Well, let me put it in this way. If a language can implement a
missing feature easily, then you are not really missing a big thing.
And the feature may not be provided by default for sake of semplicity
and/or uniformity of style. For instance Python does not have
repeat-until
loops, case statement, ternary operator, etc. (obviously I am not
advocating to remove multiple inheritance now, I am justing
speculating, talking about an hypotetic new Python-like language).

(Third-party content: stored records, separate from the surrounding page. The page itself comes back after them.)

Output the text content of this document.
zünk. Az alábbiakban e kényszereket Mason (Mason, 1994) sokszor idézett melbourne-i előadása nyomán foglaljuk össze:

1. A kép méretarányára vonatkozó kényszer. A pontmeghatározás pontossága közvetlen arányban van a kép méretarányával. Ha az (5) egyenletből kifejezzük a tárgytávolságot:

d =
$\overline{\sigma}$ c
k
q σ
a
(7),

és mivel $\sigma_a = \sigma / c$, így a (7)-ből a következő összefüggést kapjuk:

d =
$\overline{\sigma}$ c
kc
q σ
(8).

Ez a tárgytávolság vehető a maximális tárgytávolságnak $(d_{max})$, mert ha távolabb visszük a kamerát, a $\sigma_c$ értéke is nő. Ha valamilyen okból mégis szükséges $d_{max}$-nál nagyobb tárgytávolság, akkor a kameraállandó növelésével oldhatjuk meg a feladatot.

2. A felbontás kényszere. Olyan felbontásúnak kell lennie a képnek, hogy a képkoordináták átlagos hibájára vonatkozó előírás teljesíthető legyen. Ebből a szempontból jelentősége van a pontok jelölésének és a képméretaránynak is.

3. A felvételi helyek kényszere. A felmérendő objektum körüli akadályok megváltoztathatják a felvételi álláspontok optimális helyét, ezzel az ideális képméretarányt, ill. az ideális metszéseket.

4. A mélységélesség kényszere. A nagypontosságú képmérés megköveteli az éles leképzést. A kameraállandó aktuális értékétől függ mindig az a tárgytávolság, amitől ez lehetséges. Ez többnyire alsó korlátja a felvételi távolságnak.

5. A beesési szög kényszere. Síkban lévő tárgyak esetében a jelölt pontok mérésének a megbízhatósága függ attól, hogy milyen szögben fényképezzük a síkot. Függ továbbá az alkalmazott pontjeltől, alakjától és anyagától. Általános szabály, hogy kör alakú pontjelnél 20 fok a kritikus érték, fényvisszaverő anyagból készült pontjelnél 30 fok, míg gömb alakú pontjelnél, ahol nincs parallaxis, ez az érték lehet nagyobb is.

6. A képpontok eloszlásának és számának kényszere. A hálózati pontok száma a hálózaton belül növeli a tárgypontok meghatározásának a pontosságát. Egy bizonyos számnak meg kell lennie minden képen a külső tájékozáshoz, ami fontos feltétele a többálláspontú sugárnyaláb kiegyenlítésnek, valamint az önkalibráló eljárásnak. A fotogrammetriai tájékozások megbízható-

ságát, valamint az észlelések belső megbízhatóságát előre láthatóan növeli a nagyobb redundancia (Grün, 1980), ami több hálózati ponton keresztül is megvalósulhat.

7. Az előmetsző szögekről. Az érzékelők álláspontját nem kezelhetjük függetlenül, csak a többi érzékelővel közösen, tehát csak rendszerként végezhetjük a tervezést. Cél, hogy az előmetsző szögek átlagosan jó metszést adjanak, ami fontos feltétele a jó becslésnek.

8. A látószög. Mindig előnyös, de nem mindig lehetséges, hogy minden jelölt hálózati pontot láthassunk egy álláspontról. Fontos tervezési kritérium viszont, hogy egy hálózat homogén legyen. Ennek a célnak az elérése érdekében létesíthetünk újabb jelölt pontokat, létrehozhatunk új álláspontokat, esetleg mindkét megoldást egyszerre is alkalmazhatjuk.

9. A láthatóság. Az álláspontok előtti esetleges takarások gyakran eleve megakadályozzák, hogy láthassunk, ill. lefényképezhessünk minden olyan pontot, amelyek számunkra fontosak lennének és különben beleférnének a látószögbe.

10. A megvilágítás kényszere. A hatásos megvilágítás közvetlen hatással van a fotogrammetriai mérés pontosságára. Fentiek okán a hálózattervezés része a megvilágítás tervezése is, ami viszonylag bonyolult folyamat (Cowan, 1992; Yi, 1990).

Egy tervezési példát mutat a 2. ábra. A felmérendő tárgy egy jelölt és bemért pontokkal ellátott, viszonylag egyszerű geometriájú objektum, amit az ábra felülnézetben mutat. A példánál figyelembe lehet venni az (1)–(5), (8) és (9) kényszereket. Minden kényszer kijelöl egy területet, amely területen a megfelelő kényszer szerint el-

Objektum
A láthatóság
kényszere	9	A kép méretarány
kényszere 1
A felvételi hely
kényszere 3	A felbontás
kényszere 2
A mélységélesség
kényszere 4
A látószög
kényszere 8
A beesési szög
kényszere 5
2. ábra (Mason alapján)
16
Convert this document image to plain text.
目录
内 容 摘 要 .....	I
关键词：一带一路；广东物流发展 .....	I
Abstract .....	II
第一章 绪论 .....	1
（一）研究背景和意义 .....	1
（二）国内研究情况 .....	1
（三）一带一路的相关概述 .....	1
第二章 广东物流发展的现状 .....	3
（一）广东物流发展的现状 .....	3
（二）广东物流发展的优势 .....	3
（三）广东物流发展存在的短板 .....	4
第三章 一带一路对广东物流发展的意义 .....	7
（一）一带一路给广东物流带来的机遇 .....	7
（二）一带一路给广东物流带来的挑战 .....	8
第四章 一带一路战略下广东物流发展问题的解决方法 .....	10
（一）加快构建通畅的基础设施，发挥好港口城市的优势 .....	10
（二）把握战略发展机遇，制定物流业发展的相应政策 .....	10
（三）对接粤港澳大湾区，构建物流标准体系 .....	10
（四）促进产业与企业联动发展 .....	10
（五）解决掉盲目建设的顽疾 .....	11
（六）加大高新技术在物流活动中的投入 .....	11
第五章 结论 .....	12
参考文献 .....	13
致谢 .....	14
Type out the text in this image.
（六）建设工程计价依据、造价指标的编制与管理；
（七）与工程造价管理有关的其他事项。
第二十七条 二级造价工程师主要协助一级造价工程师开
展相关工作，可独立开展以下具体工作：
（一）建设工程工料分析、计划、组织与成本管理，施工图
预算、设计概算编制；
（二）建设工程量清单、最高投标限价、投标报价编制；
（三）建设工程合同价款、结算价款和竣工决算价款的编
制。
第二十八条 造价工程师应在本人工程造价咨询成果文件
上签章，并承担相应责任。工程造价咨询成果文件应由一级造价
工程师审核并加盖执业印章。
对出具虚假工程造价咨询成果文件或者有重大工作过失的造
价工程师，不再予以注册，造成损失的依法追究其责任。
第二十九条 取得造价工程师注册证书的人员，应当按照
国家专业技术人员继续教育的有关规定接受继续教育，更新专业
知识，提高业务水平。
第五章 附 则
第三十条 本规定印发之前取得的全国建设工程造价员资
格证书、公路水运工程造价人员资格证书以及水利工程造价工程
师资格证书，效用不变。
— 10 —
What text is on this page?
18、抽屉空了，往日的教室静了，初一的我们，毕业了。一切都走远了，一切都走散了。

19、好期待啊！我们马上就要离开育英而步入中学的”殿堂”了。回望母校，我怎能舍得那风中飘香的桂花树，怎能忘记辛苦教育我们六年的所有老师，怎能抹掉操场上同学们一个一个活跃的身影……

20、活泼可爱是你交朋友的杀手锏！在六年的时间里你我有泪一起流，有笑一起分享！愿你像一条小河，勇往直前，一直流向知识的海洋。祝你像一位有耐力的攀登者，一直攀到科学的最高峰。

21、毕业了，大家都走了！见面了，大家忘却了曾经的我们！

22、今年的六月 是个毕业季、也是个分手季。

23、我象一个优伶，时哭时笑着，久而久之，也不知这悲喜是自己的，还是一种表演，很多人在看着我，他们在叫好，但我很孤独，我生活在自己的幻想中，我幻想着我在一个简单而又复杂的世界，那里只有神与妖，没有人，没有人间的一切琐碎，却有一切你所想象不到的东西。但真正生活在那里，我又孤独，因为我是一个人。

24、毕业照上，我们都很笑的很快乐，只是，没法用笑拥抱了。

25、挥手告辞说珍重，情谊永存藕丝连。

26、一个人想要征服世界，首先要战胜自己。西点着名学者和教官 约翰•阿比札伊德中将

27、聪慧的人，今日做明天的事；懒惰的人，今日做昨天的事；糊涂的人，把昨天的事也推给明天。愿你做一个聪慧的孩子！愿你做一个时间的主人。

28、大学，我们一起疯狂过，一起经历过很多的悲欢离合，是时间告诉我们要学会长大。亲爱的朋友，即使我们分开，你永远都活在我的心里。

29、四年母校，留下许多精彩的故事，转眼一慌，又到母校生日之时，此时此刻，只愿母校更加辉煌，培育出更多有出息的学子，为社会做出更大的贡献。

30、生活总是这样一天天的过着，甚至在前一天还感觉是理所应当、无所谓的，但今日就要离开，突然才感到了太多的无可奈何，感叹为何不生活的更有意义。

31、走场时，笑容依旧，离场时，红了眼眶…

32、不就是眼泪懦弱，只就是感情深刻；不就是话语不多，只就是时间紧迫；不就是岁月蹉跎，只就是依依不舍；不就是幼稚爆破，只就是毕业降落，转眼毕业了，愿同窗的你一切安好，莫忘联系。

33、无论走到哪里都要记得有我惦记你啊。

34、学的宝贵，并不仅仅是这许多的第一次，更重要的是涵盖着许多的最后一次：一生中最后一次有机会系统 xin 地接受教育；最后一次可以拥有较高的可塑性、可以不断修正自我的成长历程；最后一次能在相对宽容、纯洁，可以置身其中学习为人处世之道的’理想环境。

It would discourage some people from some abuses, in the same sense the
absence of repeat-until, case statemente, ternary operator etc are
working right now.
These two points are working at cross purposes. If you can implement a
missing feature easily, then it doesn't do much to discourage abuses
of that feature.
Uhm? I do not follow you. Multimethods would dispatch according
to the type and would act differently on the childrens, dependending
on their state. Perhaps I would need more information to understand
what
you have in mind.
Ok, let's take a typical Mixin example. All the classes work with HTML
pages rendered as soup. Some of them only deal with one page, others
walk through multiple pages to find some specific bit of
information. Each of them stores the page it's currently working on in
the attribute page.
The get_value method of Mixin extracts a string from self.page. You
pass it a string, it invokes methods of self.page to locate a string
that stands in a fixed relation to the string you passed in to it, and
returns the found string.
I don't see how this could be made a multimethod. What it does doesn't
change depending on selfs type. This example could trivially have been
done as a standalone function, as it only uses one attribute. Others
use more, say filling out forms based on a dictionary attribute, or
some such.
But at the end my point is "I would not feel much more constrained
in expressivity if I did not have multiple inheritance in Python,
and actually I have found out that the more I use OOP, the less I
use inheritance".
Just curious if others had a similar experience.
No, and yes. I think that using less inheritance as you get more
practice with it is a common thing. At first, it seems very cool, and
you're tempted to use it for everything. Then you find the problems
that this creates, and back off from it some. On the other hand, as my
understanding of inheritance deepened, I found myself using multiple
inheritance more, not less. Mostly, it's for mixins. Sometimes, I
really do need objects that have multiple types.